EDIT: It was posting all fake addresses on the same line, so trying to force them onto separate lines.

[–] Truck_kun 1 points 10 months ago

Apparently in the time I put thought into, typed up, changed things, etc, someone else posted a curating idea, so maybe it's not such a bad idea after all. AI content internet is going to suck.

To expand on the sounding like a horrible idea, it's mainly because if people rely too much on it, it creates a bubble, and limits the ability to discover new things or ideas outside of that bubble. But if outside of that bubble just sucks or is inaccurate, meh, what are you going to do? Especially if you are researching for something you are working on, could be a paper, a project, maybe something that could have dire financial or safety concerns if you get something wrong, and may need the information to be reliable.

[–] TheOakTree 12 points 9 months ago* (last edited 9 months ago)

I was trying to install a mod for a game yesterday. Gave it a google search. The first 5 links were trash sites that literally just said "download the mod files," "install the mod," "enjoy the game."

No other instructions, no links, irrelevant images and captions. Just random filler details about the base game.

Lol.

[–] Kolanaki@yiffit.net 6 points 9 months ago* (last edited 9 months ago)

Man, I have been accused of being AI tons of times in the last few years. I don't think people are very good at distinguishing reality from AI when it comes to text.

Researchers at the Amazon Web Services AI lab found that over half of the sentences on the web have been translated into two or more languages...

They attribute this to machine learning algorithms, yet even without those translations of translations of translations also have decreasing accuracy when done by people.

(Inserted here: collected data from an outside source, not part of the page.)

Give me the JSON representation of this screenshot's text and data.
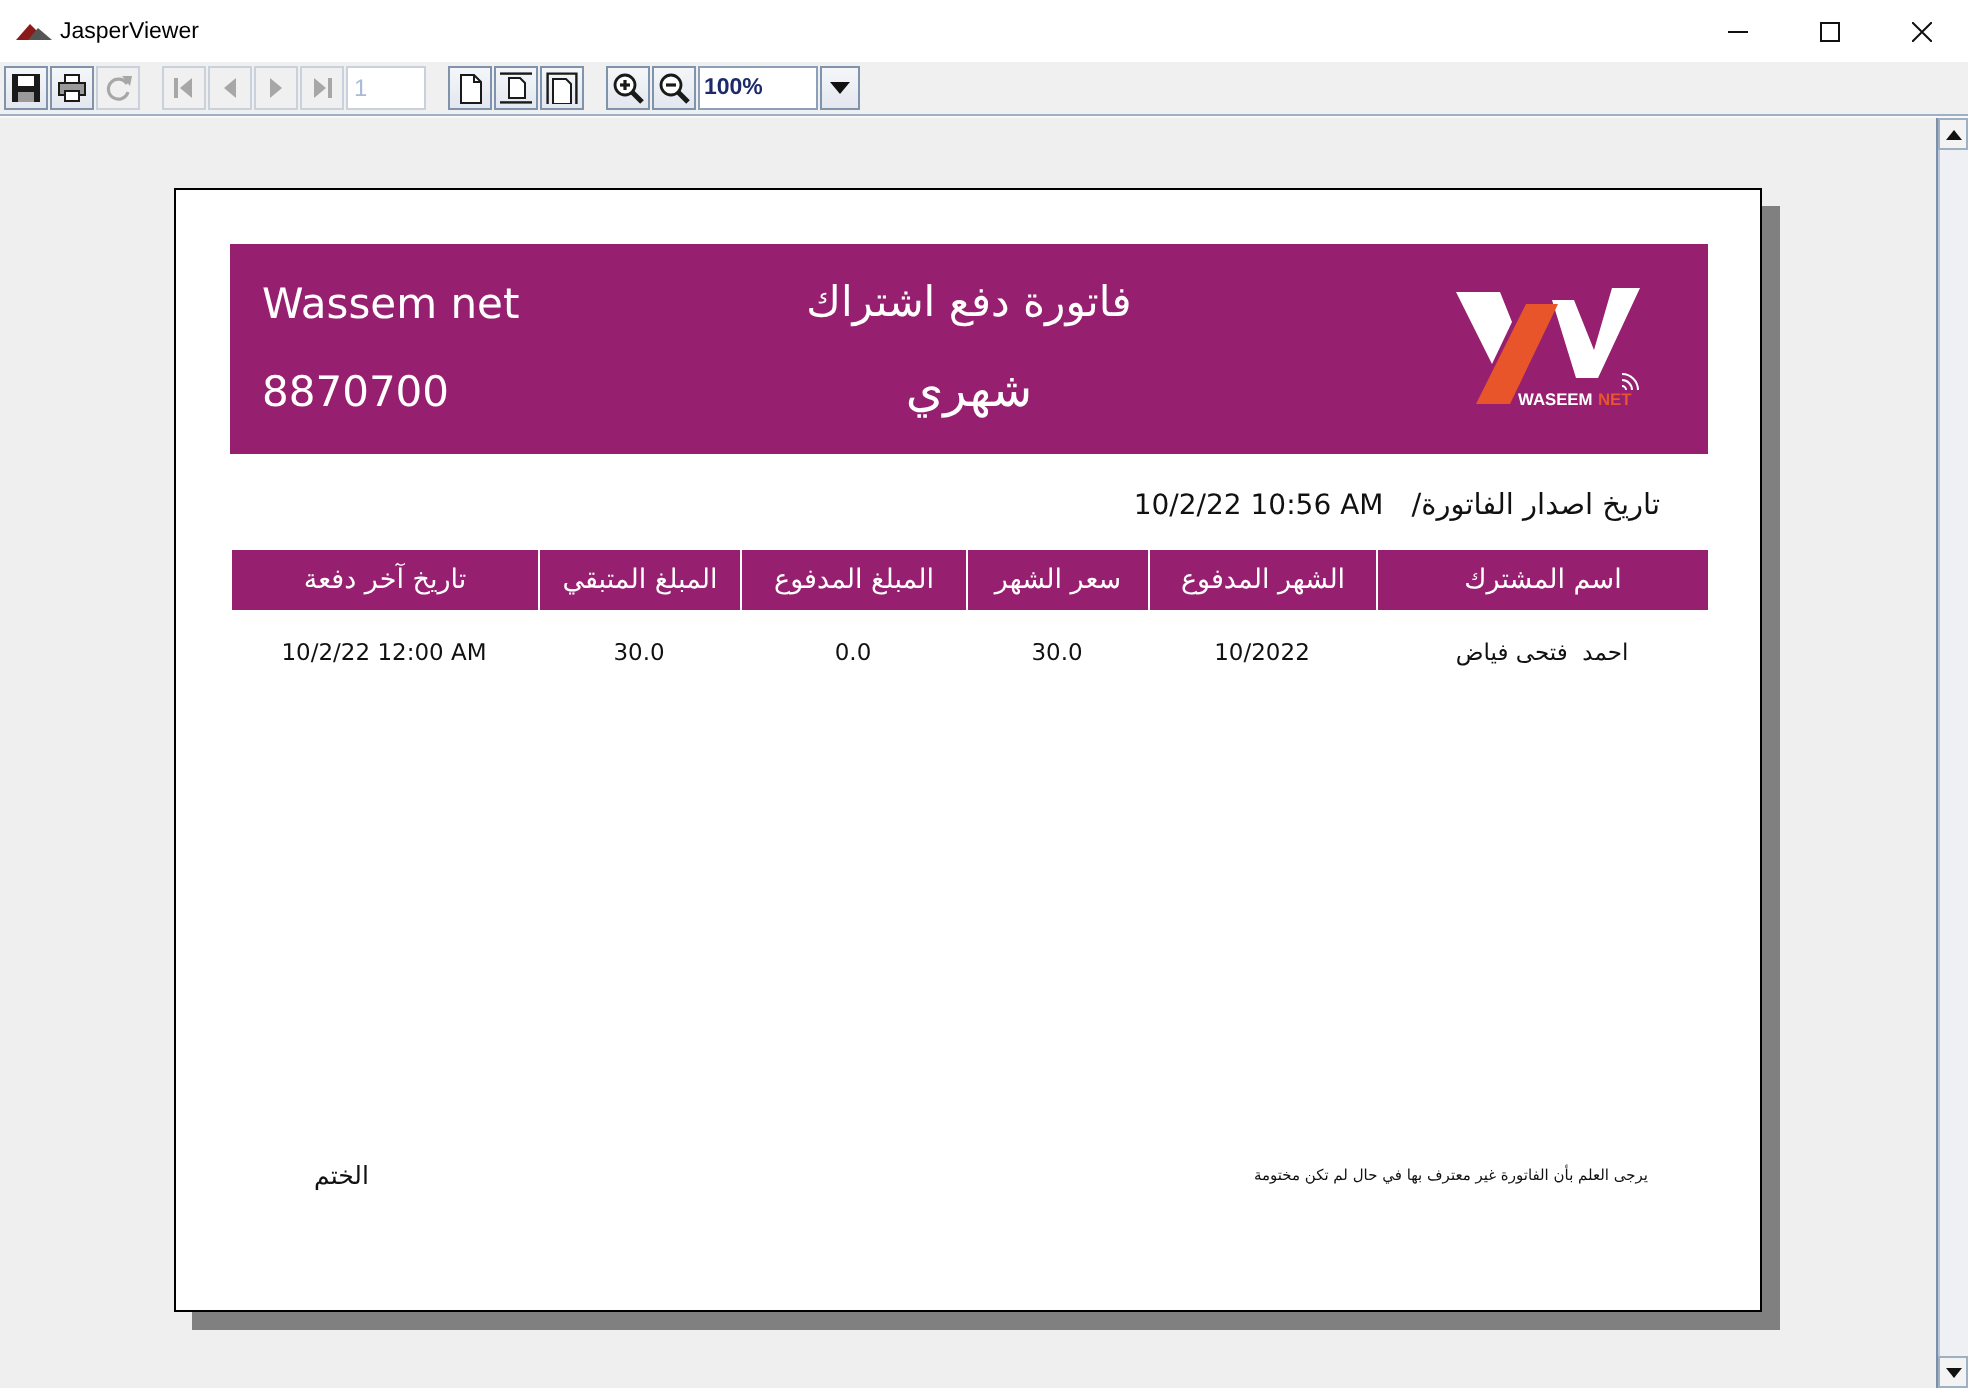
{
  "window": {
    "title": "JasperViewer"
  },
  "toolbar": {
    "file_buttons": [
      {
        "kind": "save",
        "disabled": false
      },
      {
        "kind": "print",
        "disabled": false
      },
      {
        "kind": "reload",
        "disabled": true
      }
    ],
    "page_buttons": [
      {
        "kind": "first",
        "disabled": true
      },
      {
        "kind": "previous",
        "disabled": true
      },
      {
        "kind": "next",
        "disabled": true
      },
      {
        "kind": "last",
        "disabled": true
      }
    ],
    "page_field": {
      "value": "1",
      "disabled": true
    },
    "view_buttons": [
      {
        "kind": "actual-size",
        "disabled": false
      },
      {
        "kind": "fit-page",
        "disabled": false
      },
      {
        "kind": "fit-width",
        "disabled": false
      }
    ],
    "zoom_buttons": [
      {
        "kind": "zoom-in",
        "disabled": false
      },
      {
        "kind": "zoom-out",
        "disabled": false
      }
    ],
    "zoom_field": {
      "value": "100%",
      "disabled": false
    }
  },
  "report": {
    "header": {
      "company": "Wassem net",
      "phone": "8870700",
      "title": "فاتورة دفع اشتراك",
      "subtitle": "شهري",
      "logo": {
        "name": "WASEEM",
        "suffix": "NET"
      }
    },
    "issue_date": {
      "label": "تاريخ اصدار الفاتورة/",
      "value": "10/2/22 10:56 AM"
    },
    "table": {
      "columns": [
        "اسم المشترك",
        "الشهر المدفوع",
        "سعر الشهر",
        "المبلغ المدفوع",
        "المبلغ المتبقي",
        "تاريخ آخر دفعة"
      ],
      "rows": [
        [
          "احمد  فتحى فياض",
          "10/2022",
          "30.0",
          "0.0",
          "30.0",
          "10/2/22 12:00 AM"
        ]
      ]
    },
    "footer": {
      "stamp_label": "الختم",
      "note": "يرجى العلم بأن الفاتورة غير معترف بها في حال لم تكن مختومة"
    }
  }
}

[–] Lugh@futurology.today 4 points 10 months ago

One of the ironies of Google leading so much cutting-edge AI development is that it is simultaneously poisoning its own business from within. Google Search is getting worse and worse, on an almost monthly basis, as it fills up with ever more SEO-spam. Early adopters are abandoning it for Chat-GPT-like alternatives; which means the mass market probably soon will too.

The other irony is that it will probably take AI to save us from AI-generated SEO spam. For everyone touting AI products that will write blogs and emails, there will be people selling products that detect their garbage and save you from wasting your time reading it.

[–] Endward23@futurology.today 3 points 9 months ago

I hear the message but to be honest, I can't believe it. There must something I don't get. But at a second thought, in the google search resolutes, I see a lot of dubious resultes.

[–] msage@programming.dev 2 points 9 months ago (1 children)

I would argue that most of the webpages have been generated without human input for a long time. So much automated scam with sketchy download links was the norm years before any 'modern AI' have been a thing.

[–] gandalf_der_12te@feddit.de 2 points 9 months ago

Yeah, the internet is mostly a tool for machines to communicate with one another.